Snowdon is the highest mountain in Wales, it’s also one of the easiest to summit; the Victorians helpfully built a railway to the top and the National Trust maintain a very wide, very flat path up the side. This path is known as the Tourist Path and is an insanely boring trudge from its beginning at Llanberis. It’s much better to go up Snowdon from the car park at Pen-y-pas via the Miner’s or Pyg track as they’re steeper and much more interesting.
There’s also a third way over the ridge called Crib Goch. That’s the route me and my dad chose along with about forty other randoms. It’s a nice scramble and totter over broken rock, exposed ledges and some parts that wouldn’t look out of place in the Lord of the Rings. It’s not a good place to fall off though, as someone found out on that day. We’d just reached the summit cairn and noticed a yellow mountain rescue helecopter flying around the beginning of Crib Goch. If you’ve been into the mountains for a while these things become less interesting and most of the time are out for a practise. Not this time though, upon reaching the bottom again we learned that someone had fallen off the beginning of the ridge and needed the helecopter to collect him.
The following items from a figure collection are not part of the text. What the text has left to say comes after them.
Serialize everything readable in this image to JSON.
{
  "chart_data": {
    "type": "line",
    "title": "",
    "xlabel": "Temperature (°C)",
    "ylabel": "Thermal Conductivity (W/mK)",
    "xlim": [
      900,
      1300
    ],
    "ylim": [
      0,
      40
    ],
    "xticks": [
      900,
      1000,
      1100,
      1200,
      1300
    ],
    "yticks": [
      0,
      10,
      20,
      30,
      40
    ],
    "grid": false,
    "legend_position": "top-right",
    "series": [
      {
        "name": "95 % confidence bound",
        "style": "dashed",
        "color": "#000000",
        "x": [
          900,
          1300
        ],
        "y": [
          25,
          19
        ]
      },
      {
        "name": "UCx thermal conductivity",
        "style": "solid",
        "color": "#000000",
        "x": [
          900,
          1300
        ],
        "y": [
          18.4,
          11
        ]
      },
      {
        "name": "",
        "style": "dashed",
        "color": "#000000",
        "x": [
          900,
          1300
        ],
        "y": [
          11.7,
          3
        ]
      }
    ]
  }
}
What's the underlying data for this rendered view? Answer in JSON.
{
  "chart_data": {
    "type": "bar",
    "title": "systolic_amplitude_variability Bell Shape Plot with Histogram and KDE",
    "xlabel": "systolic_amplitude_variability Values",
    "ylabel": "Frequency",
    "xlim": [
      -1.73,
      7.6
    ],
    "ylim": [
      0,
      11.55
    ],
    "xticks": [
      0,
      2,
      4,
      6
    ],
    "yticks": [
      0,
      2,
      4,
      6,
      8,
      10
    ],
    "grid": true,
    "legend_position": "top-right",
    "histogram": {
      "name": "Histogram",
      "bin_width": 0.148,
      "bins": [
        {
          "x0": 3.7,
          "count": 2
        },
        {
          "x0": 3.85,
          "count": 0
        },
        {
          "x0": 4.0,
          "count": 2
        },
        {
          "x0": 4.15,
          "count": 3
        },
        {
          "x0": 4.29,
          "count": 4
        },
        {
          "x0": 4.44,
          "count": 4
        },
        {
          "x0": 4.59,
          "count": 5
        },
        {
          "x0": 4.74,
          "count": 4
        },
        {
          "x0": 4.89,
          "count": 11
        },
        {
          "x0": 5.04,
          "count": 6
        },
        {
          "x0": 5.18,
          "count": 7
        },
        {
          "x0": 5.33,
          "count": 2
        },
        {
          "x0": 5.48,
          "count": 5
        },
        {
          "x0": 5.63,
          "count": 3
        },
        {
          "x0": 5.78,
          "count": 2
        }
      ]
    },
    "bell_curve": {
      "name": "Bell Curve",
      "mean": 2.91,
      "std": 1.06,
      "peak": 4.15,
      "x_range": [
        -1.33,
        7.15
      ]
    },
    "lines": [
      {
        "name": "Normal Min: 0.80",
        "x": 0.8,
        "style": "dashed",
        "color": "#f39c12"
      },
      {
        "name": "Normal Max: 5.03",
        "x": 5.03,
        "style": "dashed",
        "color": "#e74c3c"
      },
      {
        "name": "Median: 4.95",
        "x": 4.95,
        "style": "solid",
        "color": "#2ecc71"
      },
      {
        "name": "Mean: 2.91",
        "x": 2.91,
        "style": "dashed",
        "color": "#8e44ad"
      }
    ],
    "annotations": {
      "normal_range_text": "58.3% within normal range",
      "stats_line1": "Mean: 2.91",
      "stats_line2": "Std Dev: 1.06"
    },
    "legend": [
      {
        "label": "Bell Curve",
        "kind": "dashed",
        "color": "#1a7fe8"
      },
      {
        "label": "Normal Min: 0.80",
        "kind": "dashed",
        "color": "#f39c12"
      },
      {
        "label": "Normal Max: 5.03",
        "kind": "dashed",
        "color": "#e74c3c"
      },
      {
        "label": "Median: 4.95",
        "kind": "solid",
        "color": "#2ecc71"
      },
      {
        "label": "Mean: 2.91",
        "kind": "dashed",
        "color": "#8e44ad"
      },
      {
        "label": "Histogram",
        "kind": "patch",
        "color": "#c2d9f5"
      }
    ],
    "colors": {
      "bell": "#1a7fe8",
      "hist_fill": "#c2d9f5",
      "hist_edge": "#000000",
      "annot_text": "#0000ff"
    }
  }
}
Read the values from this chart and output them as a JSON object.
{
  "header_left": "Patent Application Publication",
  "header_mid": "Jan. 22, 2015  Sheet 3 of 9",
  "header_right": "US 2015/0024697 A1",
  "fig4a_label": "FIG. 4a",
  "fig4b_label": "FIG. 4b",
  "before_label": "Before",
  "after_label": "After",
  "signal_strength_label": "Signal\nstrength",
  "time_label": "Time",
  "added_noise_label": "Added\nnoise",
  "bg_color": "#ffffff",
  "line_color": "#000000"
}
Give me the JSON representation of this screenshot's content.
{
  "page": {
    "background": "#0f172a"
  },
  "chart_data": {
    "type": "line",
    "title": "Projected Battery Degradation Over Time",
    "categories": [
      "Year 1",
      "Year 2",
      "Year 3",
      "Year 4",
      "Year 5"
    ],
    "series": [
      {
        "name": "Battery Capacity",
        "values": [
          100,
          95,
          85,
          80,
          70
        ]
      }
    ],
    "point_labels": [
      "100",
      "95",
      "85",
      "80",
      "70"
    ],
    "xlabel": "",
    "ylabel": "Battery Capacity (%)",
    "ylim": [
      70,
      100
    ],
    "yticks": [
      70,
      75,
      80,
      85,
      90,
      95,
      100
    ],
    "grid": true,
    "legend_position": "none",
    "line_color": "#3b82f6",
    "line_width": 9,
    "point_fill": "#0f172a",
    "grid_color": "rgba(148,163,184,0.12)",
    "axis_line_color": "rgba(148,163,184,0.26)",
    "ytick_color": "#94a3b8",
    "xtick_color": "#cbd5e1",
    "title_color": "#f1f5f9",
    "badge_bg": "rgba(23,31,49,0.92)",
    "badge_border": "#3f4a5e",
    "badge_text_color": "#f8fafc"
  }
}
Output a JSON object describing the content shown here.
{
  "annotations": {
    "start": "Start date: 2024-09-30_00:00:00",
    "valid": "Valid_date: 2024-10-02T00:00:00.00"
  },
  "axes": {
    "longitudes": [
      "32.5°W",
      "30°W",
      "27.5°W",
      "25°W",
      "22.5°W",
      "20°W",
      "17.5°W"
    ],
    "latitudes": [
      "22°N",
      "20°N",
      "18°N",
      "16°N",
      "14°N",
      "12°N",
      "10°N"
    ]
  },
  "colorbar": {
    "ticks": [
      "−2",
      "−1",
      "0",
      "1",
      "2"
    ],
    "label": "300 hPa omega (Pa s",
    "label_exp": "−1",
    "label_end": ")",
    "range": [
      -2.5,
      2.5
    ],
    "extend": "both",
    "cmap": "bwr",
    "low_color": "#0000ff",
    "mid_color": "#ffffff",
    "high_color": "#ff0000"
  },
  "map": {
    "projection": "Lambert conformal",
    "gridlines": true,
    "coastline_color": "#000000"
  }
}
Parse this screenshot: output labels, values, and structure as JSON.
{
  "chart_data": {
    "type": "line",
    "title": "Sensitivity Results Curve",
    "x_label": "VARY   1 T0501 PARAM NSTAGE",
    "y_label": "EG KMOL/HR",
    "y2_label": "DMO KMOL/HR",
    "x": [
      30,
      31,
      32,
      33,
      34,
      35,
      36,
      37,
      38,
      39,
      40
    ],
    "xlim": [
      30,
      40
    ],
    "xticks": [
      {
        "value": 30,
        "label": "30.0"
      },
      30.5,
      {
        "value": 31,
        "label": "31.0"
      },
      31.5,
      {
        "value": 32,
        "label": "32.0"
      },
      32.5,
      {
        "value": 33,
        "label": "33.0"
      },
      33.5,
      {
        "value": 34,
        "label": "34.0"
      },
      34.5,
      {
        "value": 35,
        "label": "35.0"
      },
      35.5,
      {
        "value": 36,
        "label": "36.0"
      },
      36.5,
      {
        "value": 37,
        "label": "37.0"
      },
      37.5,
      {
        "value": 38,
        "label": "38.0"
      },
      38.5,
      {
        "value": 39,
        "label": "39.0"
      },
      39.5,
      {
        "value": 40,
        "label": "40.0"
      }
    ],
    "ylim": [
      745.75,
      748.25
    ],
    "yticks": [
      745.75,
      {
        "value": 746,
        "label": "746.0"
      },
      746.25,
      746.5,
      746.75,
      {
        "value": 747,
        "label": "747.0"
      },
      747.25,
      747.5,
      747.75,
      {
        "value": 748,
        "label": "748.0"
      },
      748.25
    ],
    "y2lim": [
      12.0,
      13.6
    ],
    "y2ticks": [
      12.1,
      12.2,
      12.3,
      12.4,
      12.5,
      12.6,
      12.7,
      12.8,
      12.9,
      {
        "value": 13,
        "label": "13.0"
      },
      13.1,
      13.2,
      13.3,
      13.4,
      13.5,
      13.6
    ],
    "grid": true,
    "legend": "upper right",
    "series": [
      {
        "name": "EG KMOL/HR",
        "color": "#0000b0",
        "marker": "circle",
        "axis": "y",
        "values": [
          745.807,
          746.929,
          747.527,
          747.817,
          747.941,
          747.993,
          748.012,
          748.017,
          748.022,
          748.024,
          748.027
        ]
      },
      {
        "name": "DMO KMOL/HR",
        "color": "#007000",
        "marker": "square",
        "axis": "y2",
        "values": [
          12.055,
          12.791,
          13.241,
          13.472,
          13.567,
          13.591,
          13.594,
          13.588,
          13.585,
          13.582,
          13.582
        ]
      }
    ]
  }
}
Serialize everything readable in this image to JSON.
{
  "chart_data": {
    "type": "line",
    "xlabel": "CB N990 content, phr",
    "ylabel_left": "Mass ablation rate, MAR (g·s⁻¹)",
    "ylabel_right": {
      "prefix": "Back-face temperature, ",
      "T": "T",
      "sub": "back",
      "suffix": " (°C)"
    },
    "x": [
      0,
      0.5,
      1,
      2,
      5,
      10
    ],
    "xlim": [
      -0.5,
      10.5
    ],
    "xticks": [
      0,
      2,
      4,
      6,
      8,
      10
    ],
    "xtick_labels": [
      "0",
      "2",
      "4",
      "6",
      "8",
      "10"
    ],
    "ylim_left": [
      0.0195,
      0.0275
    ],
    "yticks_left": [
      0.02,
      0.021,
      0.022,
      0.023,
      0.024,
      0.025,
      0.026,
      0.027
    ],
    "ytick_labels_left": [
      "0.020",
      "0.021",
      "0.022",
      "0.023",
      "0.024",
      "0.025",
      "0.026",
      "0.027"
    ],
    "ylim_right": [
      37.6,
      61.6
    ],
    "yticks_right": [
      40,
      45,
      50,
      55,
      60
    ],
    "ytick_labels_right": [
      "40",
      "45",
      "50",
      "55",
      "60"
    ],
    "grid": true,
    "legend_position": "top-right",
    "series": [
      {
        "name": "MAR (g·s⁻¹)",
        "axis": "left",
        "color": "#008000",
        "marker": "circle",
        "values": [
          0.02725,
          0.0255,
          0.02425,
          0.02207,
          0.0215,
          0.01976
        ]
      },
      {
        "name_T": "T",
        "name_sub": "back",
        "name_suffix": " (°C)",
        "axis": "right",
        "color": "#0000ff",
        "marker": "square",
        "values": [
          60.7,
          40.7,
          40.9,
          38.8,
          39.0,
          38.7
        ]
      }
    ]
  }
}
From our vantage point on the ridge Snowdon looked like an ant-hill, there were hundreds of small black shapes swarming all over it. I could easily see two hundred other people out for a walk. This photo was taken from about half way along Crib Goch looking towards the summit. If I recall this correctly I was precariously balanced on one leg, the other hooked behind a bit of rock to keep my balance in the strong gusts that tried their best to blow me into the lake at the bottom. It’s not the situation to get out a tripod, think about composition for too long and ponder camera settings. I simply turned my camera on, told it I wanted the “landscape” preset and lined up what I hoped was something interesting in the sun-dazzled LCD and pressed the shutter several times. As with most pictures done in this way I ended up with about six photos that were “almost” good, one totally fuzzy mess and this which I had printed and is now on the wall at the bottom of my stairs.